Gambling Watch UK has been critical of the Responsible Gambling Trust (RGT) since its launch in April 2012. For a start we think that this way of deciding how gambling research, treatment and prevention should be funded is quite wrong: not only are the funds raised from the gambling industry through a pitifully inadequate voluntary levy, but they are now dispersed by an industry-led body, the RGT, rather than completely independently of the industry as should be the case. This, we felt, was bound to result in bias. This expectation was reinforced when RGT announced that it would be funding a programme of research about gambling machine playing: the way in which the announcement was phrased made it appear that this would mainly focus on irresponsible players rather than on dangerous gambling products themselves (see Gambling Watch UK/UK news/new gambling research...).
A recent statement made by Neil Goulden, Chairman of RGT, has now made the bias inherent in the way RGT is constituted clear beyond all reasonable doubt. Writing on the PoliticsHome website (8th February 2013) in his other capacity as Chairman of the Association of British Bookmakers (ABB), with no mention of his important public service role as Chair of RGT, he has produced an emotionally worded and biased piece on gambling machines. He writes, 'Apparently you cannot walk down a high street in the UK without being dragged into a bookmaker and forced to put all your money into an electronic gaming machine... At least that is one of the various myths some anti-betting campaigners put around, and appear to be doing so again by re-launching a campaign in the next week or so... the idea that eight million people should have their enjoyment taken away from them just because a couple of professional anti-betting campaigners disapprove of betting is obviously absurd'. This kind of one-sided emotive language is totally inappropriate coming from someone holding such an important office as Chair of RGT. In his capacity as chair of ABB we would expect him to defend the interests of betting companies (the RGT website describes him as Emeritus Chair of Gala Coral) although even then we might hope for more measured language. But this is the person who chairs the body that is responsible for making decisions about the funding of gambling treatment and research in Britain and, most particularly, will be responsible for a programme of research into gambling machines.

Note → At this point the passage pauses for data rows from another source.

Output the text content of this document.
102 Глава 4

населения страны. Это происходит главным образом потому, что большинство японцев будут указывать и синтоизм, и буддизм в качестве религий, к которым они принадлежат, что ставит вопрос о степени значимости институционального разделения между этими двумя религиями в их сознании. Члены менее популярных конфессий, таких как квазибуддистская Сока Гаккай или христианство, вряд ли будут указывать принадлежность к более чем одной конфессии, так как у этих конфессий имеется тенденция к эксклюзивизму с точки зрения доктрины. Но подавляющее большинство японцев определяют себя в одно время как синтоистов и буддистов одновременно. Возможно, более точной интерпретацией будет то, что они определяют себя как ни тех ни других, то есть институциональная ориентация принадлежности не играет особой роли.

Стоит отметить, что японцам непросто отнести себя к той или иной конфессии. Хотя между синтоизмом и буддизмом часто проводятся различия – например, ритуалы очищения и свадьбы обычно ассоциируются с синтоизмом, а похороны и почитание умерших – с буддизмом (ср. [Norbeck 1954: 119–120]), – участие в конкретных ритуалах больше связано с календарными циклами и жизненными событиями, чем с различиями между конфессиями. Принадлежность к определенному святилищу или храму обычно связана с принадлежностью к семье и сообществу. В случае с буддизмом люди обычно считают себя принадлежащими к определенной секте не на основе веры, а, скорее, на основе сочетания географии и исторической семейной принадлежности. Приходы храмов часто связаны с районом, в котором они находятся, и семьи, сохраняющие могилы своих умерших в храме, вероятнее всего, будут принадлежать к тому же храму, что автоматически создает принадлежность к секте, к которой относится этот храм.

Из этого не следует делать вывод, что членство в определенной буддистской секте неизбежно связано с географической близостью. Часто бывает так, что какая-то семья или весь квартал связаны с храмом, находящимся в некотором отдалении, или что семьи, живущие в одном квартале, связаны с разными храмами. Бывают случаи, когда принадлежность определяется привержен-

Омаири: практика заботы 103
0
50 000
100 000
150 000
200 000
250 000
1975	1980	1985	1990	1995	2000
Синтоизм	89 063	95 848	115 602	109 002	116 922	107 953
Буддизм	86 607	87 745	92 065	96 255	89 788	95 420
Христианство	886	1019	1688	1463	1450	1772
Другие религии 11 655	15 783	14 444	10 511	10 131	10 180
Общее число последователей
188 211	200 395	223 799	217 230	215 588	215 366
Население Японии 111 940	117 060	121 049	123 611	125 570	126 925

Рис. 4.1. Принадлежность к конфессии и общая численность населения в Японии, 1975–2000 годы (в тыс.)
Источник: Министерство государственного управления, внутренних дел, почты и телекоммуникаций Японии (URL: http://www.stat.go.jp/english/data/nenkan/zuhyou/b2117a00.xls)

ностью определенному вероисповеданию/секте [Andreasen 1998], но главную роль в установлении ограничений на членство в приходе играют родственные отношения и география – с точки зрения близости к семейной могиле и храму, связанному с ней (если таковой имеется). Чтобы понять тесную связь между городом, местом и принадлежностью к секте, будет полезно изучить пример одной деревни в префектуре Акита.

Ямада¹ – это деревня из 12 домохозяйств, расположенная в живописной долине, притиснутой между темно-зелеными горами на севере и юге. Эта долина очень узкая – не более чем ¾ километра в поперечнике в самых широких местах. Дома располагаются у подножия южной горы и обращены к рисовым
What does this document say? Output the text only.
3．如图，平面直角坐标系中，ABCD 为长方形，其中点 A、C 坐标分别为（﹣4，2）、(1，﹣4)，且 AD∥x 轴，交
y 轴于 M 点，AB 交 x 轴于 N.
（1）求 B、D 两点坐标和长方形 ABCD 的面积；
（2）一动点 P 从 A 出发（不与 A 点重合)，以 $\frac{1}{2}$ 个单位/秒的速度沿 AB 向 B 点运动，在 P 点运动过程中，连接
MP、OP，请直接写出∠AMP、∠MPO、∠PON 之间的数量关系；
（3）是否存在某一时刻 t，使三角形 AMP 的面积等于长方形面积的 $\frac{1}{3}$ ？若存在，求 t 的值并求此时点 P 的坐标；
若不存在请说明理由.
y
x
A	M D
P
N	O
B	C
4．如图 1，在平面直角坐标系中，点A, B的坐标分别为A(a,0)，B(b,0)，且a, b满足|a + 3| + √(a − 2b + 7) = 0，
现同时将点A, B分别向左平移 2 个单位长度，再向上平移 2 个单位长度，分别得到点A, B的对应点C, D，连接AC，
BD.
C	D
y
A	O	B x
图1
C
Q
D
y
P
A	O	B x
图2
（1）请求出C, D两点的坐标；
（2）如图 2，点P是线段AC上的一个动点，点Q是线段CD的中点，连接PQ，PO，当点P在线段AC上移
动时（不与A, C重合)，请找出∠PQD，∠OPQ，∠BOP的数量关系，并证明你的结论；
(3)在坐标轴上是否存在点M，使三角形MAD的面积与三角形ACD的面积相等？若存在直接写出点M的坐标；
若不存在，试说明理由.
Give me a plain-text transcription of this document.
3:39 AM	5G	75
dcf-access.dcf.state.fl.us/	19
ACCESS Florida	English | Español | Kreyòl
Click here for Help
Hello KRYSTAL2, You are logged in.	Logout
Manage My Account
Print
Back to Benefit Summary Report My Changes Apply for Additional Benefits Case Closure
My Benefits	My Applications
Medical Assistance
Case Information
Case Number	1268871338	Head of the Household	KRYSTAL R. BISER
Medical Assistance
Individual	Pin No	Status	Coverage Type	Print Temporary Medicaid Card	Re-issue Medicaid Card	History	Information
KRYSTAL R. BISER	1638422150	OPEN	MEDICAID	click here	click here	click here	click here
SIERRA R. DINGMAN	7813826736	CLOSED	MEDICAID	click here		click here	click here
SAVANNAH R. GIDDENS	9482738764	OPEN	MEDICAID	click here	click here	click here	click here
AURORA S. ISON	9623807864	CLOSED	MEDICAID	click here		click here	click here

His recent statement goes on to make a number of points about the findings of the 2010 British Gambling Prevalence Survey which shows how easily evidence can be distorted to make a point. For example, he draws incorrect or misleading conclusions from the statistics to suggest that there has been a reduction in the number of problem gamblers using machines (incorrect) and that the majority of people who play machines are in work (misleading). Nowhere does he refer specifically to the high-stake Fixed Odds Betting Terminals (FOBTs) which are the kinds of machines which have been causing so much concern and which are the focus of campaigns by the Fairer Gambling Campaign, GRASP, High Streets First and Gambling Watch UK. Instead, he refers generally to 'electronic gaming machines' having been in betting shops for a long time and having proved to be very popular. This looks like a deliberate attempt to confuse the issue.
Gambling Watch UK believes it is wholly inappropriate for the Chair of RGT to have come out and made such a statement which so clearly shows that he stands on one side of the current controversy about the future of high-stakes gambling machines in accessible locations on the high street. Not only does it call into question the objectivity of RGT as a body, but it undermines the credibility of their programme of research into gambling machines. Of course it is not surprising that this has happened. RGT is admittedly an 'industry-led' organisation and the appointment of a very prominent gambling industry spokesman as its Chair is consistent with that. The conflict of interests involved is plain and clear for all to see. It might be expected that the RGT Chair would be very conscious of his delicate position and would bend over backwards to be seen as neutral. But the current Chairman seems to believe that his appointment is no barrier to him continuing to campaign for the interests of the industry he continues to represent.
Gambling Watch UK therefore has no hesitation in calling for him to step down from his position as Chair of the Responsible Gambling Trust in the interests of restoring some credibility to the current British system for funding gambling research, treatment and prevention.